The legal proposition laid down in Messer Holdings in respect of transfer of shares of a public company has been given statutory recognition in the proviso to section 58(2) of the Companies Act, 2013, which provides that “any contract or arrangement between two or more persons in respect of transfer of securities shall be enforceable as a contract”. This provision implicitly provides legal sanctity to put and call options.

Ranjana Roy Gawai
Ranjana Roy Gawai

SEBI notification

The Securities and Exchange Board of India (SEBI), after taking an unfavourable stand towards options for many years, by way of a notification dated 3 October 2013, has rescinded its previous notification dated 1 March 2000 which restricted the scope of permissible securities contracts to spot delivery and derivative contracts.
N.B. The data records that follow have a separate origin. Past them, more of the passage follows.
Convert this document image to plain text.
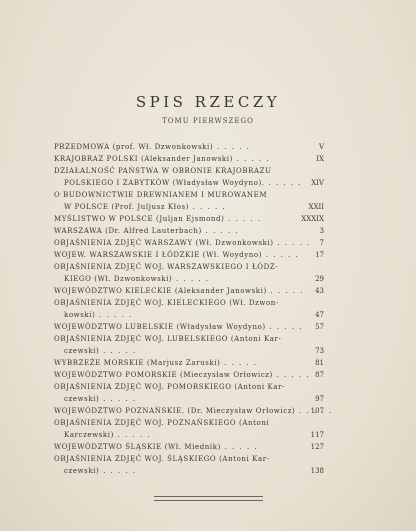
SPIS RZECZY
TOMU PIERWSZEGO
PRZEDMOWA (prof. Wł. Dzwonkowski) . . .	V
KRAJOBRAZ POLSKI (Aleksander Janowski) . . .	IX
DZIAŁALNOŚĆ PAŃSTWA W OBRONIE KRAJOBRAZU
POLSKIEGO I ZABYTKÓW (Władysław Woydyno). . . .	XIV
O BUDOWNICTWIE DREWNIANEM I MUROWANEM
W POLSCE (Prof. Juljusz Kłos) . . .	XXII
MYŚLISTWO W POLSCE (Juljan Ejsmond) . . .	XXXIX
WARSZAWA (Dr. Alfred Lauterbach) . . .	3
OBJAŚNIENIA ZDJĘĆ WARSZAWY (Wł. Dzwonkowski) . . .	7
WOJEW. WARSZAWSKIE I ŁÓDZKIE (Wł. Woydyno) . . .	17
OBJAŚNIENIA ZDJĘĆ WOJ. WARSZAWSKIEGO I ŁÓDZ-
KIEGO (Wł. Dzwonkowski) . . .	29
WOJEWÓDZTWO KIELECKIE (Aleksander Janowski) . . .	43
OBJAŚNIENIA ZDJĘĆ WOJ. KIELECKIEGO (Wł. Dzwon-
kowski) . . .	47
WOJEWÓDZTWO LUBELSKIE (Władysław Woydyno) . . .	57
OBJAŚNIENIA ZDJĘĆ WOJ. LUBELSKIEGO (Antoni Kar-
czewski) . . .	73
WYBRZEŻE MORSKIE (Marjusz Zaruski) . . .	81
WOJEWÓDZTWO POMORSKIE (Mieczysław Orłowicz) . . .	87
OBJAŚNIENIA ZDJĘĆ WOJ. POMORSKIEGO (Antoni Kar-
czewski) . . .	97
WOJEWÓDZTWO POZNAŃSKIE. (Dr. Mieczysław Orłowicz) . . . 107
OBJAŚNIENIA ZDJĘĆ WOJ. POZNAŃSKIEGO (Antoni
Karczewski) . . .	117
WOJEWÓDZTWO ŚLĄSKIE (Wł. Miednik) . . .	127
OBJAŚNIENIA ZDJĘĆ WOJ. ŚLĄSKIEGO (Antoni Kar-
czewski) . . .	138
Now SEBI has broadened the scope of permissible securities contracts by permitting contracts for: (a) pre-emption including right of first refusal or tag-along or drag-along rights contained in shareholders agreements (SHA) or articles of association (AOA) of companies or other corporate bodies; and (b) contracts in SHA or AOA for purchase or sale of securities pursuant to exercise of an option contained in the SHA or AOA to buy or sell the securities, provided (i) the title and ownership of the underlying securities are held continuously by the selling party to such contract for a minimum of one year from the date of entering into the contract; (ii) the price or consideration payable for the sale or purchase of the underlying securities pursuant to exercise of any option contained in the SHA or AOA is in compliance with all the laws for the time being in force; and (iii) the contract is settled by way of actual delivery of the underlying securities.

The new notification is prospective in nature and requires contracts to comply with foreign exchange regulations.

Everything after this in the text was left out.